In my research, I focus on developing Qquest, a sensory toolbox for quality control of honeybush tea. This toolbox will include a revised sensory lexicon for honeybush, a scorecard and validated rapid method for assessment of sensory quality. The revised lexicon includes universally available and stable chemical-based reference standards that can be used by researchers, processors, and marketers alike. This research built on a broader research programme of the ARC Infruitec-Nietvoorbij and Stellenbosch University (SU) focussing on the development of a set of sensory tools to define, communicate and evaluate the sensory characteristics of honeybush. These tools will be used to train role players in the industry in aromas associated with high and poor quality tea. The aim is to ensure that honeybush tea of a consistent quality reaches the consumer.

Why this matters

Currently, no standardised sensory language is used for honeybush. Commercial honeybush processors, packers, blenders and marketers all use different ways to evaluate and communicate about sensory quality of tea products.
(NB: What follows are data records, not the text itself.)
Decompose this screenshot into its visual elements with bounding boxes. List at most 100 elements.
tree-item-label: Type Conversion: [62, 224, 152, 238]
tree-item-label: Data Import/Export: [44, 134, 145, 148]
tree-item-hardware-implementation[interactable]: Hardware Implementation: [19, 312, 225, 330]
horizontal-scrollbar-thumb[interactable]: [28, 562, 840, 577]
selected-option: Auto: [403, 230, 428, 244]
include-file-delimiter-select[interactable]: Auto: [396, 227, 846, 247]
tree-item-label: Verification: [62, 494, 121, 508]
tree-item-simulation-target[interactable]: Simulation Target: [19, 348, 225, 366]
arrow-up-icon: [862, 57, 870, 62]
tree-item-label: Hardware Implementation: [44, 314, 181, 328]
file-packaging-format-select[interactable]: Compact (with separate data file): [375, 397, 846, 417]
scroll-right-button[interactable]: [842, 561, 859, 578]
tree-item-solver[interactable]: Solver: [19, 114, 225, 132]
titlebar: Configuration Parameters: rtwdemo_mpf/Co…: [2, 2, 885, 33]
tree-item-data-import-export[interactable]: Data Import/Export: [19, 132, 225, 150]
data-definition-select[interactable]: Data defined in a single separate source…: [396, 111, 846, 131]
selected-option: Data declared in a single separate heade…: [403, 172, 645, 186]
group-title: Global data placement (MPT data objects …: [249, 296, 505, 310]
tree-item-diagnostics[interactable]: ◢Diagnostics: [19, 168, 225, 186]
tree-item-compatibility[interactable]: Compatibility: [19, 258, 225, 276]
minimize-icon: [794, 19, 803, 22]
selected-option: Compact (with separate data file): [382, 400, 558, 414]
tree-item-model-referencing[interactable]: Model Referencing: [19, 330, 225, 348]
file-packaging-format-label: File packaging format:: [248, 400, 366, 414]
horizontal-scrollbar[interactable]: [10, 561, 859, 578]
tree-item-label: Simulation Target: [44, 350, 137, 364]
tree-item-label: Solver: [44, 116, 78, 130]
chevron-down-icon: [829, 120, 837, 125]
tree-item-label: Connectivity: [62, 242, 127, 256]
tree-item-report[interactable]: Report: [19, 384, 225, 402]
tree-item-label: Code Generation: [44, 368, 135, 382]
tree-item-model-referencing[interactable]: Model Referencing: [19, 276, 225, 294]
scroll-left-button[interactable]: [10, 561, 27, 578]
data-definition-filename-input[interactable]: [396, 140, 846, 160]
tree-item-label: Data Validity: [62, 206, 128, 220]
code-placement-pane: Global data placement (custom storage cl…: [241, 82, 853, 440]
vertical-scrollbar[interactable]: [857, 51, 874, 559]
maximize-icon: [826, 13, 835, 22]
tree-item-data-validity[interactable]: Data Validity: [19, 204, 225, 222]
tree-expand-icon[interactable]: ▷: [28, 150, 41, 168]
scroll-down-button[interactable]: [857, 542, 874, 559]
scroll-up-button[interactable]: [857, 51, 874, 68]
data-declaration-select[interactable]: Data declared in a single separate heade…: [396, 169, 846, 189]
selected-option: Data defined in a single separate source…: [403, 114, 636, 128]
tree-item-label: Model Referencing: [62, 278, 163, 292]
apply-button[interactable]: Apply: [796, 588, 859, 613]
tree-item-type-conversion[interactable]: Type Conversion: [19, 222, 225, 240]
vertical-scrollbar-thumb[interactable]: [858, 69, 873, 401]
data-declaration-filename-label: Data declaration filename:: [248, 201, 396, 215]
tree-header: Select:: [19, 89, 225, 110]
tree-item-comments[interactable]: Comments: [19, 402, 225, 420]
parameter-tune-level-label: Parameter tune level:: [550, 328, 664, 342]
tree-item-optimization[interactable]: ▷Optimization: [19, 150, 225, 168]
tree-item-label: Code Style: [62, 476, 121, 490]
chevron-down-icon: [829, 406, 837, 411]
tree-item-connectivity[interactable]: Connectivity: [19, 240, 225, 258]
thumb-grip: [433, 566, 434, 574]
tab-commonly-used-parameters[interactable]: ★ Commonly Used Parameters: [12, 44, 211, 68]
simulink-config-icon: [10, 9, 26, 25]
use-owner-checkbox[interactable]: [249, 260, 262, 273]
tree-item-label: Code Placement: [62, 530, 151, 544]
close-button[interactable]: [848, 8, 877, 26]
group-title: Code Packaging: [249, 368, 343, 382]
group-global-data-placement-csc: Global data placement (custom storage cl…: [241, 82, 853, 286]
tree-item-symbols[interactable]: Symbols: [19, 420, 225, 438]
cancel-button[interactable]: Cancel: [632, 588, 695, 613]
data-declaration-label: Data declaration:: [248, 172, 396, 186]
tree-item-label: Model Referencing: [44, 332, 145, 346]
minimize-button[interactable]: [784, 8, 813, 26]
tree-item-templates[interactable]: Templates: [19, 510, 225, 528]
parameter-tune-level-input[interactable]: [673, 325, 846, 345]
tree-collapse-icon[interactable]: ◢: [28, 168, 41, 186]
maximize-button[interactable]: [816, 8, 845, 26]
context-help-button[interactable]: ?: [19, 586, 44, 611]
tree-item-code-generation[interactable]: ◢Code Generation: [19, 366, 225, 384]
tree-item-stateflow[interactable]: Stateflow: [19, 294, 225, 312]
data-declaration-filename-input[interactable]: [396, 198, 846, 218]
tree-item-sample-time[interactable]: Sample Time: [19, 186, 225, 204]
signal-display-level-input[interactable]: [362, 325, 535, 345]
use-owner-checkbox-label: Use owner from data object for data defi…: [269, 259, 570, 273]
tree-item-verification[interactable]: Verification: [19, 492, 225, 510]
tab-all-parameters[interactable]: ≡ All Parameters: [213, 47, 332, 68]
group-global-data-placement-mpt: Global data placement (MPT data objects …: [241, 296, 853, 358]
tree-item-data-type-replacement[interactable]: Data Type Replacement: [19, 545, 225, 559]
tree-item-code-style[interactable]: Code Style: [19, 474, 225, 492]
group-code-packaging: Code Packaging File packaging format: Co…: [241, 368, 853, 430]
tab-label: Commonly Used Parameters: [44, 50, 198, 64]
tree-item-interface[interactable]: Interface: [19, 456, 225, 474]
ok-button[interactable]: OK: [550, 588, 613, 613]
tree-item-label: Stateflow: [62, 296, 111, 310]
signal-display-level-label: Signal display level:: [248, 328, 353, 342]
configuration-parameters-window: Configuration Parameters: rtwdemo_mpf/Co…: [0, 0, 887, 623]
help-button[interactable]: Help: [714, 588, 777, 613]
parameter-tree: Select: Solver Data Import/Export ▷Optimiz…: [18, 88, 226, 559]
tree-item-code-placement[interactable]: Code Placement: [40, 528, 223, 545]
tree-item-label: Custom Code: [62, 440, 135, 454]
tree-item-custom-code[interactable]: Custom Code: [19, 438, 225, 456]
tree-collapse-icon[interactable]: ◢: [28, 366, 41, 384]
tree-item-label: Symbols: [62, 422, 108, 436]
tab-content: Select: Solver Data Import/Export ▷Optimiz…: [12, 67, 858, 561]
South African government regulations also do not specify sensory standards for honeybush. Tea of variable quality is, therefore, released on the market. Such quality differences could be detrimental to the industry. It is important to create a single standardised set of measures to evaluate the sensory aspects of honeybush tea products. Sensory characteristics are closely linked to the quality of honeybush tea. This toolbox will, therefore, help processors, blenders, packers and marketers negotiate the price of their products. Should their products be of good quality, according to the developed sensory quality standard, determined by the developed sensory quality assessment method, this would aid price negotiation with buyers.

BRIGITTE_DU_PREEZ-small.jpgAbout the student

From a young age, Du Preez was fascinated by the science of aromas and flavours. She completed her BSc degree in food science at Stellenbosch University (SU) in 2002. After working as a research and development technologist and trainee flavourist at an international flavour house, Du Preez returned to the academic world. She participated in a research project on the value-addition of herbal teas at the ARC Infruitec-Nietvoorbij (Post-harvest and Wine Technology Division). Du Preez completed her MSc degree in food science (cum laude) at SU in 2014. Du Preez is currently a doctoral student at SU. She wants to develop and apply her skills to support the emerging honeybush industry.

Brigitte du Preez, a doctoral student at the Department of Food Science at Stellenbosch University, is developing a quality grading system for honeybush to define and evaluate its sensory characteristics.